Local education authorities in Mon State hosted a meeting with different political parties at the Moulmein assembly on Saturday and it was widely agreed that Mon should be taught in government schools in the next academic year, which begins in July.
Nai San Tin, a member of the Mon State Parliament from the All Mon Regions Democracy Party, told The Irrawaddy on Monday that a bill proposing the teaching of the state’s mother tongue would go before the Parliament when a new session begins on April 8.
“We have sought advice from different leaders and have agreed to have the Mon language taught at the government schools,” he said. “This is a pre-discussion before Parliament restarts. We have drafted this bill already, and I will propose it at Parliament.”
“Even the Parliament chairman supports this issue and the draft bill will likely be approved,” he added.
Like in all of Burma’s ethnic regions, government schools in Mon State teach only Burmese, and many Mon children cannot read and write in their native language. Fearing that their language, and with it a large part of their culture, will die out, Mon leaders have for decades demanded Mon teaching in government schools.
Under the proposed bill, Mon would be taught for one hour each day from primary school to Grade 4—from about 5 to 10 years old. The state education department would be responsible for hiring Mon-speaking teachers.
It would also allow ethnic Pa-O and Karen people living in Mon State to study their own languages at school.
Aung Naing Oo, another state MP said, “This is going to be an achievement from our effort.
“All the Mon should be happy for this, even though we will have many challenges.”
Under the democratically elected U Nu government of the 1950s, all schools in Burma’s ethnic areas were permitted to teach native languages, but the military regimes that ruled the country from 1962 enforced monolingual education in all state schools.
As a result, in Mon State, as in other parts of the country, only schools run by ethnic rebel administrations have taught the local language.
The New Mon State Party, an armed group that has a ceasefire agreement with the Burma government but still controls parts of the state, has since 1972 run its own schools under its Mon National Education Department. It runs 156 schools, employing 800 teachers and serving 17,000 students.
Amid political reforms initiated after President Thein Sein came to power in 2011, ethnic lawmakers have made requests for mother-tongue teaching to be reinstated.

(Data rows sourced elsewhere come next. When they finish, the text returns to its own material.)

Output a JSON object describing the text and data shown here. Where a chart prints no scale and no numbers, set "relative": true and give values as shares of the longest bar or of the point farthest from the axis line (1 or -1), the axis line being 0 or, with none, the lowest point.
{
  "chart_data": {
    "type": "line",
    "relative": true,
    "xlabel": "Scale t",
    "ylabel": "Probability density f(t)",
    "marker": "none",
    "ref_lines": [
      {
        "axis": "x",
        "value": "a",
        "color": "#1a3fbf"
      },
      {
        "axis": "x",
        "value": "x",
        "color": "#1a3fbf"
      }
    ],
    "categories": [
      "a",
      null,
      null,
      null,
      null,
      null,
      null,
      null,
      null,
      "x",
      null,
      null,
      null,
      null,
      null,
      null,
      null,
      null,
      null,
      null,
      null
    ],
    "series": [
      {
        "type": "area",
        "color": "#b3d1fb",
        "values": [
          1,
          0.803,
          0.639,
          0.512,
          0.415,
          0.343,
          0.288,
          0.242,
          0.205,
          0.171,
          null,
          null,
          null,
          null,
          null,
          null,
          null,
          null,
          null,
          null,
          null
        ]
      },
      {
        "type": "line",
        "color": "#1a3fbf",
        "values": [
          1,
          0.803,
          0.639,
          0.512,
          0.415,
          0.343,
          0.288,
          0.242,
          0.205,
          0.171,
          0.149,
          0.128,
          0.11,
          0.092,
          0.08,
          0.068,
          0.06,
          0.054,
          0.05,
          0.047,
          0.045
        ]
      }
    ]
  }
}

Since 2012, teaching ethnic languages has been permitted, but only outside of school hours, and without any state funding.

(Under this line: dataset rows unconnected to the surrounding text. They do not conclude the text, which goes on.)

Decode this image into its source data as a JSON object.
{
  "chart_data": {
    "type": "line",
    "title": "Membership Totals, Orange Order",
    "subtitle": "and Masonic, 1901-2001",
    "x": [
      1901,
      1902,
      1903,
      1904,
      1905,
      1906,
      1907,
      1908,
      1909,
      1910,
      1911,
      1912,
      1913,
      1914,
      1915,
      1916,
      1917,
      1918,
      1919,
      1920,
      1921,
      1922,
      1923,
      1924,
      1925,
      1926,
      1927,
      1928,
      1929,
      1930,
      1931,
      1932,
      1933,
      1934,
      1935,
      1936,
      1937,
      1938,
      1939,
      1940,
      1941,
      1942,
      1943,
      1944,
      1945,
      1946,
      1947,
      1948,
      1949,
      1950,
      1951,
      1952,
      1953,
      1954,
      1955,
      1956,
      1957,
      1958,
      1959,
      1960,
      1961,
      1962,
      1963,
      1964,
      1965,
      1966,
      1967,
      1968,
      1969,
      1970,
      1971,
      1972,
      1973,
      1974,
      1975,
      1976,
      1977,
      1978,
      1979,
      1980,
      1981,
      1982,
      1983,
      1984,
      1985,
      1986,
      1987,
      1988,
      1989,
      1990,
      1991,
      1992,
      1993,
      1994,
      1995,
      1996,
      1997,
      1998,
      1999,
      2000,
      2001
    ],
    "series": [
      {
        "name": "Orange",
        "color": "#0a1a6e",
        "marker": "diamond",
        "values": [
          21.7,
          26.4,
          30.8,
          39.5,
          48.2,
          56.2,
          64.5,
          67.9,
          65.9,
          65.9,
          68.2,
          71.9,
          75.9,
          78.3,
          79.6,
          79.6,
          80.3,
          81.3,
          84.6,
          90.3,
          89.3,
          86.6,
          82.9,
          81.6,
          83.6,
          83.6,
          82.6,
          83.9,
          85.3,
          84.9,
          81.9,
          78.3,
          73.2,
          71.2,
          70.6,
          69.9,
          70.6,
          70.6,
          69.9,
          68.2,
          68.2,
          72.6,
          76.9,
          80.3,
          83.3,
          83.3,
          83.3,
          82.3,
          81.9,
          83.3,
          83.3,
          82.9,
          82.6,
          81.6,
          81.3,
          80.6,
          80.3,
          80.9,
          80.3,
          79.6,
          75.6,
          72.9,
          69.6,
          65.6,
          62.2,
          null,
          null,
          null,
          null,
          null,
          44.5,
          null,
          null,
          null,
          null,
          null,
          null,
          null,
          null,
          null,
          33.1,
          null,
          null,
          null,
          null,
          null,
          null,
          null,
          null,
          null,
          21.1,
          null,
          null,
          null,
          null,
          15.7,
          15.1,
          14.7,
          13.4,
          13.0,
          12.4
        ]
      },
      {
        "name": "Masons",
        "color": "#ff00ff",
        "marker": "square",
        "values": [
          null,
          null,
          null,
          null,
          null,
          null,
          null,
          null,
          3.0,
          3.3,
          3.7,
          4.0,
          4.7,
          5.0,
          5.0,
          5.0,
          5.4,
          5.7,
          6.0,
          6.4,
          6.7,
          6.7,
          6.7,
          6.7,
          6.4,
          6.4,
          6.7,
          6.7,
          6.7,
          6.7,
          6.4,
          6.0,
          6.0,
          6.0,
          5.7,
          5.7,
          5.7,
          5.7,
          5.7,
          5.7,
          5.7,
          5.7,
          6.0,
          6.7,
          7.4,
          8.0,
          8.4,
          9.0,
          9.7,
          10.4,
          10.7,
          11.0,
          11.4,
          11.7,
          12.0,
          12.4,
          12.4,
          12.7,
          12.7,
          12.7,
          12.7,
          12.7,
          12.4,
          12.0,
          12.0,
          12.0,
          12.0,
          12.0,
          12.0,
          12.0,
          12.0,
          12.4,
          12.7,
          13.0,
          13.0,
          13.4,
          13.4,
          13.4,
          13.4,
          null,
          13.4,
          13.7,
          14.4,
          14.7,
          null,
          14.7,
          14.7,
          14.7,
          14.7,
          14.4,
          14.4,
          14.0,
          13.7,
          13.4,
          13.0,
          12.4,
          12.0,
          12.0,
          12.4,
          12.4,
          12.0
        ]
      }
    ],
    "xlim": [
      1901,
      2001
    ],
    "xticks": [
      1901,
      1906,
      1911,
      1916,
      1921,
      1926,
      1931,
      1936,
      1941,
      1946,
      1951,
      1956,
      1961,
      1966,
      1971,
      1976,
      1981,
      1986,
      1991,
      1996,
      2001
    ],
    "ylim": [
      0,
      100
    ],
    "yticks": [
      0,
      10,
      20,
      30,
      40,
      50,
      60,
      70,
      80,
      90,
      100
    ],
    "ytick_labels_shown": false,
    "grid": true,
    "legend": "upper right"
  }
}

Mi Myint Than, an ethnic Mon lawmaker in the Lower House in Naypyidaw, said that the Mon State chief minister, Ohn Myint, told her that he agreed with the proposal.
“We met him [Ohn Myint] in September and he told us that he agreed to have Mon language at the government schools. He even told us that every chief minister of Mon State should be an ethnic Mon,” said Mi Myint Than.
By allowing Mon teaching at schools, Mi Myint Than said, the language will survive in the young generation.
“This will be a bridge in the future for our all ethnic Mon children to study Mon,” she said. “They will be able to read and write very well in the future if they can study their mother tongue.”